In eerste instantie is het op basis van deze wet aan de gemeenten om te bezien of zij de uitspraak ook van toepassing vinden op de casusoverleggen. Uiteindelijk is het natuurlijk aan de rechter om daarover een oordeel te vellen. Ik hoop dat dat oordeel ook snel zal komen, zodat ik dat kan betrekken bij de uitvoeringstoets die ik na een jaar zal gaan doen. Op het moment dat er een uitspraak is die de eerdere uitspraak van de bestuursrechter bekrachtigt, ook voor dit wetsvoorstel, zal ik die ook algemeen geldend verklaren voor alle gemeenten. Daarmee is dan alle onduidelijkheid uit de lucht.

Dat over dit onderwerp.”

Mevrouw Veldhoen (GroenLinks-PvdA):

“De minister zegt dat de rechter erover gaat. Maar de minister heeft zich heel duidelijk uitgesproken over het niet van toepassing zijn van de uitspraak van de Afdeling bestuursrechtspraak.
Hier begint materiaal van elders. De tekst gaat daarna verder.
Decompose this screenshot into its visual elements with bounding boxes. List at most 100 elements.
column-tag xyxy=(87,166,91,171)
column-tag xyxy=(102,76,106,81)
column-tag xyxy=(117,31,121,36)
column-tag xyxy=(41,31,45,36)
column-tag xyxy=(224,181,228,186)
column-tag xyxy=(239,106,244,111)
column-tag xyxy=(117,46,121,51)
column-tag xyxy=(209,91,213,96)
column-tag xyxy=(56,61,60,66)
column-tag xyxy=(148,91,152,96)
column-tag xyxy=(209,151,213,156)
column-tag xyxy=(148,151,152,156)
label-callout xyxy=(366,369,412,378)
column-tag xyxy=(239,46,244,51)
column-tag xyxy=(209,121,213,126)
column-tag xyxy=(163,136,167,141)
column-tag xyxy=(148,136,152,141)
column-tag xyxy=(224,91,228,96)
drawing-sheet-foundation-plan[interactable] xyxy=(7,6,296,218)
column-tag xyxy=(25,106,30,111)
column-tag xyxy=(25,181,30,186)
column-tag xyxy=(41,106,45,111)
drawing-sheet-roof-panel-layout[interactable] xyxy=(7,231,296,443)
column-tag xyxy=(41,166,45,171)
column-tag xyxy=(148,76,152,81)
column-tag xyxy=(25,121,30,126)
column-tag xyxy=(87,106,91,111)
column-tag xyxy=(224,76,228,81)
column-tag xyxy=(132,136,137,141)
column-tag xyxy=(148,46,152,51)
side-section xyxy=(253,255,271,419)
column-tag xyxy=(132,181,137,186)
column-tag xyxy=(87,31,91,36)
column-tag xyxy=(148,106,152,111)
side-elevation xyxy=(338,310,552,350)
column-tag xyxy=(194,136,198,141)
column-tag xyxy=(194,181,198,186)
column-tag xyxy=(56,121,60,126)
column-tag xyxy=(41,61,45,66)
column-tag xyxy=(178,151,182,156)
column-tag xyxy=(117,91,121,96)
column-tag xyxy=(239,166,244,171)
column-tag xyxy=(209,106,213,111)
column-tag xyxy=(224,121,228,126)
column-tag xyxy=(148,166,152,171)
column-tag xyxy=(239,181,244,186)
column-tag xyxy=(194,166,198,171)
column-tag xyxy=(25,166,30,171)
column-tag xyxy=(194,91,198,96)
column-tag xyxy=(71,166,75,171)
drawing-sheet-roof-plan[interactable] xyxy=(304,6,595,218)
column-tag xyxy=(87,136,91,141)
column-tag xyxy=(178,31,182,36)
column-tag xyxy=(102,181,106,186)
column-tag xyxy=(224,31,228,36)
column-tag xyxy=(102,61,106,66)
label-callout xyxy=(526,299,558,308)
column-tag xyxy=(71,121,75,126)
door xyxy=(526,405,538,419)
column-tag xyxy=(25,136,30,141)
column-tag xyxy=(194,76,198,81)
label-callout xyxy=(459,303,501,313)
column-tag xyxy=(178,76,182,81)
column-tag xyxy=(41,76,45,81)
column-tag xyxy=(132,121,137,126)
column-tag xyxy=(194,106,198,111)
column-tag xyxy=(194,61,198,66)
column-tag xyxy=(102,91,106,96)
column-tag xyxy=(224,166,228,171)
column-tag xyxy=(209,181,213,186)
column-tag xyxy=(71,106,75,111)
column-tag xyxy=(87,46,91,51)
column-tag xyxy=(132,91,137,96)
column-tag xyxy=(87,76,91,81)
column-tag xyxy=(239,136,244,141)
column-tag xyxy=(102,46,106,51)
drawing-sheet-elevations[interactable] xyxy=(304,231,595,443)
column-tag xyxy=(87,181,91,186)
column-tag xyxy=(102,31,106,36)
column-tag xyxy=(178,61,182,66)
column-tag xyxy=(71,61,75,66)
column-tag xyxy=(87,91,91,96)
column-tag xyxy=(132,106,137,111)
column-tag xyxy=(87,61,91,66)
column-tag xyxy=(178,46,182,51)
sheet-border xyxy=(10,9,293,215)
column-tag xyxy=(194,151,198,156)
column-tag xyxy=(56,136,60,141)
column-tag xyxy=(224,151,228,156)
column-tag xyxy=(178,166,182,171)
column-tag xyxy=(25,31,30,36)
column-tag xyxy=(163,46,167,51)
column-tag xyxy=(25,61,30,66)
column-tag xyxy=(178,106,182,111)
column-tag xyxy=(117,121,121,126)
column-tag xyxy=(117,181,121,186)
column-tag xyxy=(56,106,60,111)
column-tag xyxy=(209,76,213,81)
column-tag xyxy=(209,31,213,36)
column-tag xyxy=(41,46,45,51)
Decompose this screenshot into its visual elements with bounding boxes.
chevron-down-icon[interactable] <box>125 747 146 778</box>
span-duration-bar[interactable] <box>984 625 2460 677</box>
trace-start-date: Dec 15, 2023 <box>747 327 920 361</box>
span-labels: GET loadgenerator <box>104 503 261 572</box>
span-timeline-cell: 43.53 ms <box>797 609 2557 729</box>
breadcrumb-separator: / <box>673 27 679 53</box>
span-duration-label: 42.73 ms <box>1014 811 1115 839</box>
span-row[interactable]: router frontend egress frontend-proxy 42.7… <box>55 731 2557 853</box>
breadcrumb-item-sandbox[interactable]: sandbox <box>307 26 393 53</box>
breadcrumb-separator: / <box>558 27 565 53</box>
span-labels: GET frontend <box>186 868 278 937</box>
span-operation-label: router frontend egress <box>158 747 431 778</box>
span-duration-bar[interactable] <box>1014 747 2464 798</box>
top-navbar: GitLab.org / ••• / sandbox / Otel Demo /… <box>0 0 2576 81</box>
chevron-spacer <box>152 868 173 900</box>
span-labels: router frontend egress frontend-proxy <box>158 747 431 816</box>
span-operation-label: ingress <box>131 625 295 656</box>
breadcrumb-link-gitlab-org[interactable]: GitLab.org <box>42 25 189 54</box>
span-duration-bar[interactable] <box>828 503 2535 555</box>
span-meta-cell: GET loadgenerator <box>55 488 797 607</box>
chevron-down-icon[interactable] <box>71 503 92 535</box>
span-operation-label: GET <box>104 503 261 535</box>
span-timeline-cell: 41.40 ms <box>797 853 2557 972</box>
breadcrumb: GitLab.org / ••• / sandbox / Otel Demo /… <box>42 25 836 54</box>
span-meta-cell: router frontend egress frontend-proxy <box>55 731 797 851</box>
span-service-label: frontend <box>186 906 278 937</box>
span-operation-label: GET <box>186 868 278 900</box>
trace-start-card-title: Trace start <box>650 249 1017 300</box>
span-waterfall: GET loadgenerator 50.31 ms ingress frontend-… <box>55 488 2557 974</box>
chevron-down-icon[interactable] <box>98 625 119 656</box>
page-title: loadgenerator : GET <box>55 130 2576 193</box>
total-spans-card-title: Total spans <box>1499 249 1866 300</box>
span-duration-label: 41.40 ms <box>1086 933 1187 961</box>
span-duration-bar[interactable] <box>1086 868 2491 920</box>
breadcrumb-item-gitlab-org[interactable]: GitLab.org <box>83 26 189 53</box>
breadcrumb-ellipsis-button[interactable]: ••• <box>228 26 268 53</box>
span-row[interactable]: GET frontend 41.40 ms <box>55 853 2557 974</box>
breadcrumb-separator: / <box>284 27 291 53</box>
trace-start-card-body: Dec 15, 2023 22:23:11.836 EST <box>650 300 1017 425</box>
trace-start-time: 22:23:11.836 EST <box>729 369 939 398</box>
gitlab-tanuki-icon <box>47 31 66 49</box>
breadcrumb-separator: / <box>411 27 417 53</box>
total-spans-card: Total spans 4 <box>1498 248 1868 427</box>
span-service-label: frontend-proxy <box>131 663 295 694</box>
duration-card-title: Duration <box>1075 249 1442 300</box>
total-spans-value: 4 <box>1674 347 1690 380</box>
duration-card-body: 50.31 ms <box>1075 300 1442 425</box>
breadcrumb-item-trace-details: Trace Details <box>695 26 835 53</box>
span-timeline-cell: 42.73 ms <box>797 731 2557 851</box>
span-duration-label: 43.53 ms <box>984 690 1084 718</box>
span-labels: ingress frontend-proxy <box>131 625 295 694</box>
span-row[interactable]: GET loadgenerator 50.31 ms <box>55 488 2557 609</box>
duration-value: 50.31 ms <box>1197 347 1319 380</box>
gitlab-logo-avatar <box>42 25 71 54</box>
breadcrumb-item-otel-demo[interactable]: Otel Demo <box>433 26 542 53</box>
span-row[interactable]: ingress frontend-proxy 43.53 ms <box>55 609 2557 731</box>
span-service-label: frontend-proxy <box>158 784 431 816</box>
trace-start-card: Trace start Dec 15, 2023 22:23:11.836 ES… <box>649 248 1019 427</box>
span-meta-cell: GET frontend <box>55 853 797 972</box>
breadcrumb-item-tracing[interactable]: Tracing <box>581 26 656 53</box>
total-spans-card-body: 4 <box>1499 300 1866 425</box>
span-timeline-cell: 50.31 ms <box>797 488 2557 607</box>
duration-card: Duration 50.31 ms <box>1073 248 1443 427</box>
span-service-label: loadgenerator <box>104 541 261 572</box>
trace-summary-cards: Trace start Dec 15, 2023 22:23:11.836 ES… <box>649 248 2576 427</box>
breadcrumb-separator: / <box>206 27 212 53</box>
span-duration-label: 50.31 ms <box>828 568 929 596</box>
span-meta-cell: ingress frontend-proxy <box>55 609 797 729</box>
Dan zou ik de minister ook willen uitnodigen om dat weer te neutraliseren, zodat het inderdaad volledig op het bordje van de rechter ligt en niet met deze aanwijzing van de minister op de achtergrond.”

Minister Van Weel:

“Ja, dat doe ik bij dezen. Ik nuanceer daarmee eerdere uitspraken. Nogmaals, het standpunt is dat er verschillen zijn tussen de treiteraanpak en de casusoverleggen waarover wij het hier hebben. Dat kan leiden tot de overtuiging dat de uitspraak niet van toepassing is. Tegelijkertijd zei ik dat je ook de andere kant op kunt argumenteren. Daarom vind ik het niet aan mij om dat oordeel nu te vellen. Dat gaan we zien. Dat is aan de rechter. Dat is de nuancering die ik nu, ook voor de Handelingen, aanbreng bij dit wetsvoorstel.”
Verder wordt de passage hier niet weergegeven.